Posted to dev@hudi.apache.org by nishith agarwal <na...@apache.org> on 2019/05/09 00:19:30 UTC

Supporting Collapse type operation for better data layout

High level requirements :

1. Write larger files while keeping the ingestion & query latencies low
2. Better data layout, for eg.,when rewriting smaller files to larger ones,
piggyback on the I/O and move records around and group them based on some
pattern for better query performance, compression etc..

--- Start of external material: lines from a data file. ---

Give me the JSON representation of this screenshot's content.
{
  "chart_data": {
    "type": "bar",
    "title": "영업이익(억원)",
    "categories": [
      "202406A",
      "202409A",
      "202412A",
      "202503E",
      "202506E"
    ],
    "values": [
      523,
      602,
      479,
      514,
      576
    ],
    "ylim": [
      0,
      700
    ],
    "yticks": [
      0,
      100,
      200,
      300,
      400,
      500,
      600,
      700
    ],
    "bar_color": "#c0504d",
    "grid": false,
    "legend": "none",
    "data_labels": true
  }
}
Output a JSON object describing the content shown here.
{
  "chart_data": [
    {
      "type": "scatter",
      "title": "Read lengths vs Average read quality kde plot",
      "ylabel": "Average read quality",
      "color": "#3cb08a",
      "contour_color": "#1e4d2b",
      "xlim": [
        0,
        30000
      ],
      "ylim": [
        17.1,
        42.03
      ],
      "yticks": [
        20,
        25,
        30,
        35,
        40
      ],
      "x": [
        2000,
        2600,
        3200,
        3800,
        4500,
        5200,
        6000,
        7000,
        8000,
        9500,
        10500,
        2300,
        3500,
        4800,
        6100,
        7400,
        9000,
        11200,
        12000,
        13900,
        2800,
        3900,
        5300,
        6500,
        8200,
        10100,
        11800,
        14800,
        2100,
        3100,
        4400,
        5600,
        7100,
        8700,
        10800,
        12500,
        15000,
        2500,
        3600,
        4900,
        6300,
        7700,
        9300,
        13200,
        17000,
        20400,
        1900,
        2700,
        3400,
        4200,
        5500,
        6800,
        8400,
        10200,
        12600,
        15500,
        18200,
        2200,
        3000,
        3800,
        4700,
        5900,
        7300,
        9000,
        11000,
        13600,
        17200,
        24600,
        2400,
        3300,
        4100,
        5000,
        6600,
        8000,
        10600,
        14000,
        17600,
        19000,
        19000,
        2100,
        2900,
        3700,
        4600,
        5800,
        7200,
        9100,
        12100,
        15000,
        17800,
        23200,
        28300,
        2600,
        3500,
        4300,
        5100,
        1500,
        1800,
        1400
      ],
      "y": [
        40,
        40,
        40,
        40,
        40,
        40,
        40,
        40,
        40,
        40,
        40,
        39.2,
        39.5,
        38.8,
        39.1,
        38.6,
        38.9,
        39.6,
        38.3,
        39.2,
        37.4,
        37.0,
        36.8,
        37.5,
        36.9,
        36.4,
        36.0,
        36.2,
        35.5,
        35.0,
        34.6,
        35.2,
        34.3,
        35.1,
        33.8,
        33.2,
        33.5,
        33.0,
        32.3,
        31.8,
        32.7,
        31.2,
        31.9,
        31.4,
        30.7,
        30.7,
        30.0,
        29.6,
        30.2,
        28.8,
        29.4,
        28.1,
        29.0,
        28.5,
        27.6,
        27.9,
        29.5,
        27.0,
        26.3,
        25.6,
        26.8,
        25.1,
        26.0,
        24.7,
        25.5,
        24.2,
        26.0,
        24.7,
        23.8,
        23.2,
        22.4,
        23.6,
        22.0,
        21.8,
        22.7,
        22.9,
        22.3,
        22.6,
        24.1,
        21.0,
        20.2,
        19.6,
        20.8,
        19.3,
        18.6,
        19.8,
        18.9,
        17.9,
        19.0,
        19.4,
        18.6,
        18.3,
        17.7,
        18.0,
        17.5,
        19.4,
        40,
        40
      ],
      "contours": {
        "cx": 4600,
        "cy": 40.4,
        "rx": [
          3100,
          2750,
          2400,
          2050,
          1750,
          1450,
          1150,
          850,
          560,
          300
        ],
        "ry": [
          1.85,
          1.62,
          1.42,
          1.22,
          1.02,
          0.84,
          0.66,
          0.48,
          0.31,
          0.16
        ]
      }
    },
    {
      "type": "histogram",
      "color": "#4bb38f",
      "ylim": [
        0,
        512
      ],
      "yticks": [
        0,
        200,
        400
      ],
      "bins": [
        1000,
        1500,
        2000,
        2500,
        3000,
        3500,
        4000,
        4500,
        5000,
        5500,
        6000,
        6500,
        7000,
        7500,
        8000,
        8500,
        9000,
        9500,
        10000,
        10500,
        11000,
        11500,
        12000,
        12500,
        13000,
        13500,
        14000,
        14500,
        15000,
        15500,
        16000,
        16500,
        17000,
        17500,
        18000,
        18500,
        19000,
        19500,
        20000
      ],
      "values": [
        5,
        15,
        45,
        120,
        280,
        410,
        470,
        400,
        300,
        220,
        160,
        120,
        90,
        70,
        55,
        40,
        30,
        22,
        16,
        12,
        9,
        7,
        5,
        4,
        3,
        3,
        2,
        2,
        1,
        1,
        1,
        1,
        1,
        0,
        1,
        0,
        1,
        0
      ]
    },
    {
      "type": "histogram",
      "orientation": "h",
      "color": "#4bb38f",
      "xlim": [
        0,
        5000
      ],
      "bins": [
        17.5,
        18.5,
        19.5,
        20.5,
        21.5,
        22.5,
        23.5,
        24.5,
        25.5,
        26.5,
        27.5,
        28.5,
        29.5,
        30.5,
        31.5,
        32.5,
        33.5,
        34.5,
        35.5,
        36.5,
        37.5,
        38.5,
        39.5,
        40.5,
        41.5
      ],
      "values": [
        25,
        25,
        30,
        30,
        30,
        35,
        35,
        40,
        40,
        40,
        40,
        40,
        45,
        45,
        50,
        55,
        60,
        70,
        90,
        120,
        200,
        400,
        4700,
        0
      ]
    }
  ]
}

Created an issue around this :
https://issues.apache.org/jira/browse/HUDI-112

Let's discuss there and then we can follow it up with a HIP.

Thanks,
Nishith

Re: Supporting Collapse type operation for better data layout

Posted by Vinoth Chandar <vi...@apache.org>.
This would be an exciting project!

On Wed, May 8, 2019 at 5:19 PM nishith agarwal <na...@apache.org> wrote:

> High level requirements :
>
> 1. Write larger files while keeping the ingestion & query latencies low
> 2. Better data layout, for eg.,when rewriting smaller files to larger ones,
> piggyback on the I/O and move records around and group them based on some
> pattern for better query performance, compression etc..
>
> Created an issue around this :
> https://issues.apache.org/jira/browse/HUDI-112
>
> Let's discuss there and then we can follow it up with a HIP.
>
> Thanks,
> Nishith
>